See, among the amazing things that Edison was involved in was a company called Edison Studios. If you haven't heard of them, it's probably because they closed their doors in 1918. Considering that before those doors closed over a thousand films were produced by them says something quite noteworthy, I would say.
One of those films was a short horror piece call Frankenstein, said to be the first ever filmic adaptation of Shelley's amazing book. While the film (which clocks in at around 16 minutes) is obviously an abbreviated and heavily extrapolated version of the book, it's no exaggeration to say that the film is really quite brilliant, especially considering the era in which it was released. In fact, this century-old monsterpiece actually has some special effects that would hold up as impressive even TODAY. Believe it!
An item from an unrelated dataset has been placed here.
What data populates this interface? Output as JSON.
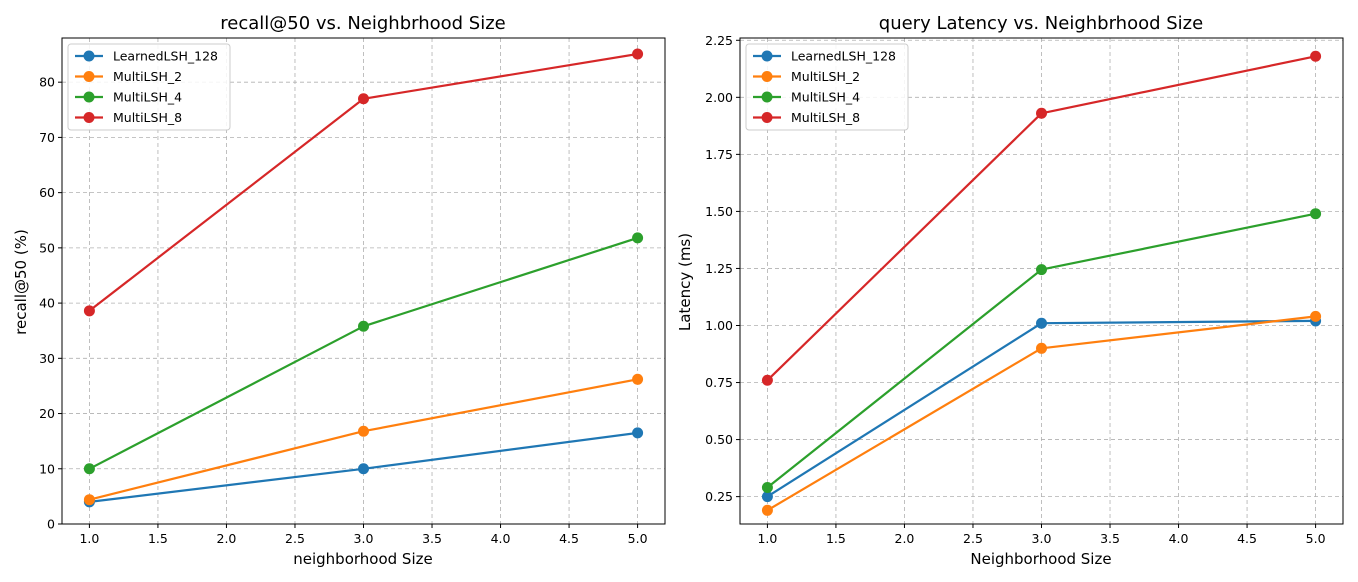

The screenplay (by J. Searle Dawley, who also directed) first introduces us to Victor Frankenstein (Augustus Phillips) as a hopeful college student, but soon shows us the ambitious (the title cards actually say "evil") scientist he becomes. Soon Victor is writing to his FiancÚe Elizabeth (Mary Fuller) that he will marry her, just as soon as he's completed his master project of creating life... what he believes to be the "perfect" human being.
This is where the jumpy, scratchy, once lost film goes from mere artifact to sheer spectacle! Unlike many adaptations of the novel, Frankenstein (1910) shows us the Monster being created, layer by layer by layer in a special chamber that Dr. Frankenstein built. This is truly something to see and, in spite of its simplicity, the effect is amazing to see. The uncredited effects team created a lifelike doppelganger for The Monster and burned it in a chamber, filming every second as layer by layer melted and burned away to the bones and then to nothing. That footage was then played backwards to show the monster growing from a heap of ingredients, resolving its bones together and growing layer upon layer of flesh until he was fully formed. Yes, it's still impressive. See for yourself.
After springing to life, our Monster (played by Charles Ogle, who created his own makeup effects) presents himself to his Father, only to be greeted with horror. The experiment to create the perfect human being had failed.
Much of the remainder of this short film follows what we know of the Frankenstein story and with a film this short, it would be hard to push too far forward without giving away some spoilers that, quite simply, must be seen, not read about. (You can watch the full film on this page, so feel free to make your own decisions). I will say that the ending of this film is unique and not common among Frankenstein adaptations. It also has at least one more moment of quality trick photography that enhances the finale beautifully.
While it's true that there are certain conceits that must be granted to any film this old, once one puts themselves into the time this was made, it's easy to feel the excitement, horror and surprise that audiences of the time surely felt with each new scene. Further, the effects of the time (such as black and white film stock tinted different colors for different moods) may seem foreign and possibly even accidental today, but when one looks at the absolutely groundbreaking special effects in the creation scene as well as that impressive finale, it's not much of a stretch to say that there were very few accidents involved in this film. We're talking Effects work that even Melies himself could tip the old French Hat to!
One of the more refreshing things about 1910's Frankenstein is that the film rarely falls into the same trappings of wild overacting (though some major expressiveness is there) or silly comedy to keep the film going. Dawley set out to write and direct a dramatic horror film and that's just what we get out of Frankenstein. There is no slapstick or over-the-top pantomime used here to dilute the final product, just a strong, serious attempt at a scary movie with impressive results that hold up today.
For years it was believed that Frankenstein was a lost film. Luckily a collector in Wisconsin (who had no idea what he had on his hands) came forth a few decades ago and reintroduced this film to the world. That is a great thing, because Frankenstein is a great thing, worthy of Four and One Half Stars out of Five! That may seem surprising considering some of the less-than-visible parts of this film and some of the same silent film standards of the bygone times, but take note of the amazing things that the old Edison Manufacturing Company came up with 99 years ago (at the time of this writing) and see just why Frankenstein remains a marvel! See you in the next light-bulb-lit reel!
I created these reviews in my own special chamber of...
Okay, Okay, Okay, I was sitting up in bed with a laptop.